Generating Sparse Representations Using Quantum Annealing: Comparison to Classical Algorithms

Abstract

We use a quantum annealing D-Wave 2X (1,152-qubit) computer to generate sparse representations of Canny-filtered, center-cropped 30x30 CIFAR-10 images. Each binary neuron (qubit) represents a feature kernel obtained initially by imprinting on a randomly chosen 5x5 image patch and then adapted via an off-line Hebbian learning protocol using the sparse solutions generated by the D-Wave. When using binary neurons, the energy function is non-convex (multiple local-minima) and finding a global minimum is NP-hard.
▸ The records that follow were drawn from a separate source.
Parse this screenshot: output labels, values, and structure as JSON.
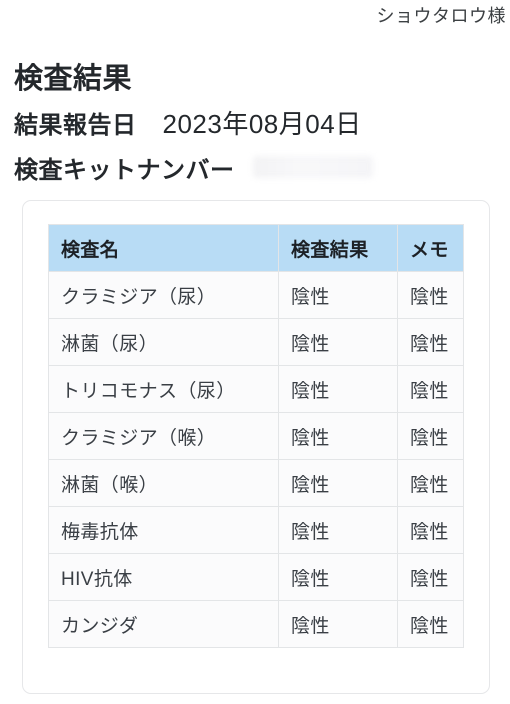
{
  "header": {
    "customer_name": "ショウタロウ様",
    "page_title": "検査結果",
    "report_date_label": "結果報告日",
    "report_date_value": "2023年08月04日",
    "kit_number_label": "検査キットナンバー",
    "kit_number_value": ""
  },
  "table": {
    "columns": [
      "検査名",
      "検査結果",
      "メモ"
    ],
    "rows": [
      {
        "name": "クラミジア（尿）",
        "result": "陰性",
        "memo": "陰性"
      },
      {
        "name": "淋菌（尿）",
        "result": "陰性",
        "memo": "陰性"
      },
      {
        "name": "トリコモナス（尿）",
        "result": "陰性",
        "memo": "陰性"
      },
      {
        "name": "クラミジア（喉）",
        "result": "陰性",
        "memo": "陰性"
      },
      {
        "name": "淋菌（喉）",
        "result": "陰性",
        "memo": "陰性"
      },
      {
        "name": "梅毒抗体",
        "result": "陰性",
        "memo": "陰性"
      },
      {
        "name": "HIV抗体",
        "result": "陰性",
        "memo": "陰性"
      },
      {
        "name": "カンジダ",
        "result": "陰性",
        "memo": "陰性"
      }
    ]
  },
  "colors": {
    "table_header_bg": "#b8dcf5",
    "card_border": "#e6e7e9",
    "cell_border": "#e3e5e7",
    "text_primary": "#24282c",
    "text_cell": "#3a3f45",
    "page_bg": "#ffffff"
  }
}
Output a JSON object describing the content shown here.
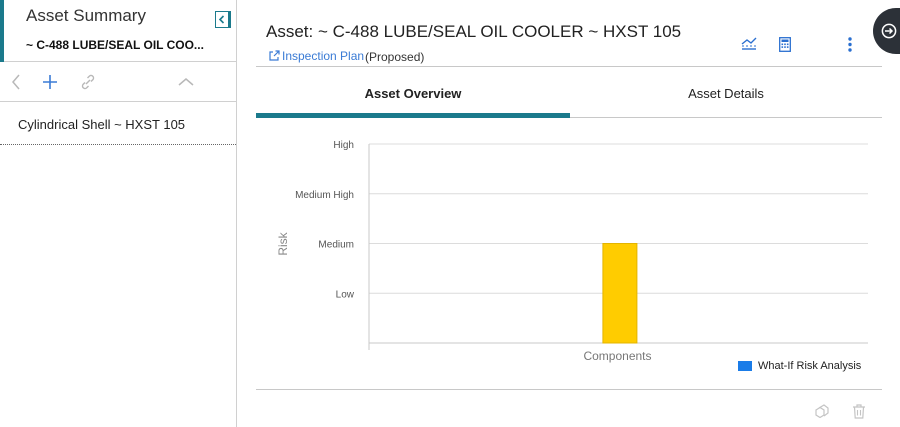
{
  "left_panel": {
    "title": "Asset Summary",
    "subtitle": "~ C-488 LUBE/SEAL OIL COO...",
    "tree_items": [
      {
        "label": "Cylindrical Shell ~ HXST 105"
      }
    ]
  },
  "main": {
    "title": "Asset: ~ C-488 LUBE/SEAL OIL COOLER ~ HXST 105",
    "plan_link": "Inspection Plan",
    "plan_status": "(Proposed)",
    "tabs": [
      {
        "label": "Asset Overview",
        "active": true
      },
      {
        "label": "Asset Details",
        "active": false
      }
    ]
  },
  "colors": {
    "accent": "#1b7a8c",
    "link": "#3a7bd5",
    "bar": "#ffcc00",
    "legend": "#1a7ce8"
  },
  "chart_data": {
    "type": "bar",
    "xlabel": "Components",
    "ylabel": "Risk",
    "y_categories": [
      "Low",
      "Medium",
      "Medium High",
      "High"
    ],
    "ylim": [
      0,
      4
    ],
    "categories": [
      ""
    ],
    "series": [
      {
        "name": "What-If Risk Analysis",
        "values": [
          2
        ]
      }
    ],
    "grid": true,
    "legend_position": "bottom-right"
  }
}
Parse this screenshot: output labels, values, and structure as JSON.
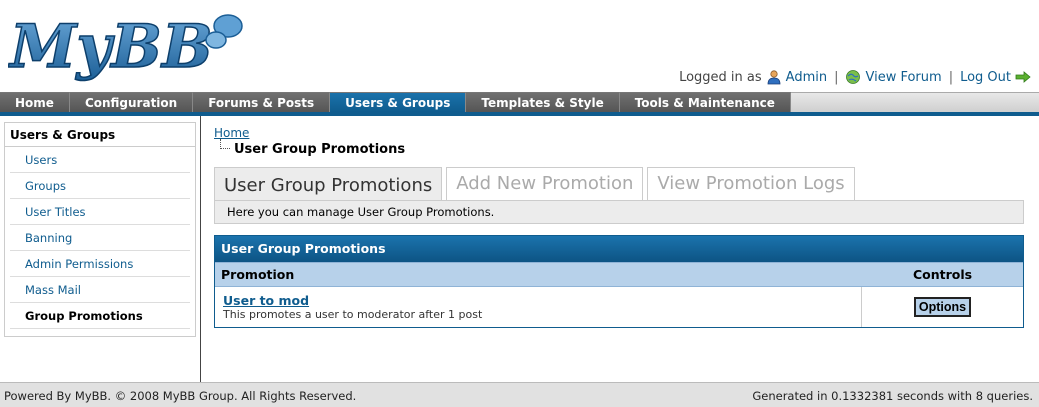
{
  "logo": {
    "text": "MyBB"
  },
  "welcome": {
    "logged_in_as": "Logged in as",
    "user": "Admin",
    "view_forum": "View Forum",
    "log_out": "Log Out",
    "separator": "|"
  },
  "menu": {
    "items": [
      {
        "label": "Home"
      },
      {
        "label": "Configuration"
      },
      {
        "label": "Forums & Posts"
      },
      {
        "label": "Users & Groups"
      },
      {
        "label": "Templates & Style"
      },
      {
        "label": "Tools & Maintenance"
      }
    ],
    "active_index": 3
  },
  "sidebar": {
    "title": "Users & Groups",
    "items": [
      {
        "label": "Users"
      },
      {
        "label": "Groups"
      },
      {
        "label": "User Titles"
      },
      {
        "label": "Banning"
      },
      {
        "label": "Admin Permissions"
      },
      {
        "label": "Mass Mail"
      },
      {
        "label": "Group Promotions"
      }
    ]
  },
  "breadcrumb": {
    "home": "Home",
    "current": "User Group Promotions"
  },
  "tabs": [
    {
      "label": "User Group Promotions"
    },
    {
      "label": "Add New Promotion"
    },
    {
      "label": "View Promotion Logs"
    }
  ],
  "tab_description": "Here you can manage User Group Promotions.",
  "table": {
    "title": "User Group Promotions",
    "columns": {
      "promotion": "Promotion",
      "controls": "Controls"
    },
    "rows": [
      {
        "title": "User to mod",
        "description": "This promotes a user to moderator after 1 post",
        "button": "Options"
      }
    ]
  },
  "footer": {
    "left": "Powered By MyBB. © 2008 MyBB Group. All Rights Reserved.",
    "right": "Generated in 0.1332381 seconds with 8 queries."
  },
  "colors": {
    "accent": "#0f5c8e",
    "menu_bg": "#666666",
    "table_header": "#0f5c8e",
    "column_header": "#b7d1ea"
  }
}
Quantum annealing provides a strategy for finding sparse representations that correspond to good local minima of a non-convex cost function. To overcome the severe coupling restrictions between physical qubits on the D-Wave Chimera graph, we use embedding tools to achieve approximately all-to-all connectivity across a reduced number of logical qubits. We assess the sparse representations generated by the D-Wave using both the total energy as well as classification accuracy on a subset of the CIFAR-10 database. The D-Wave 2X outperforms two classical state-of-the-art binary solvers, GUROBI and Chimera-inspired algorithm Hamze-Freitas-Selby (HFS). Specifically, the D-Wave 2X yields lower energy sparse solutions within seconds while the largest problems take over 10 hours for both GUROBI and HFS. We obtained cross-validation classification of 31.02% for the first 4K images using 47 features on the quantum D- Wave 2X.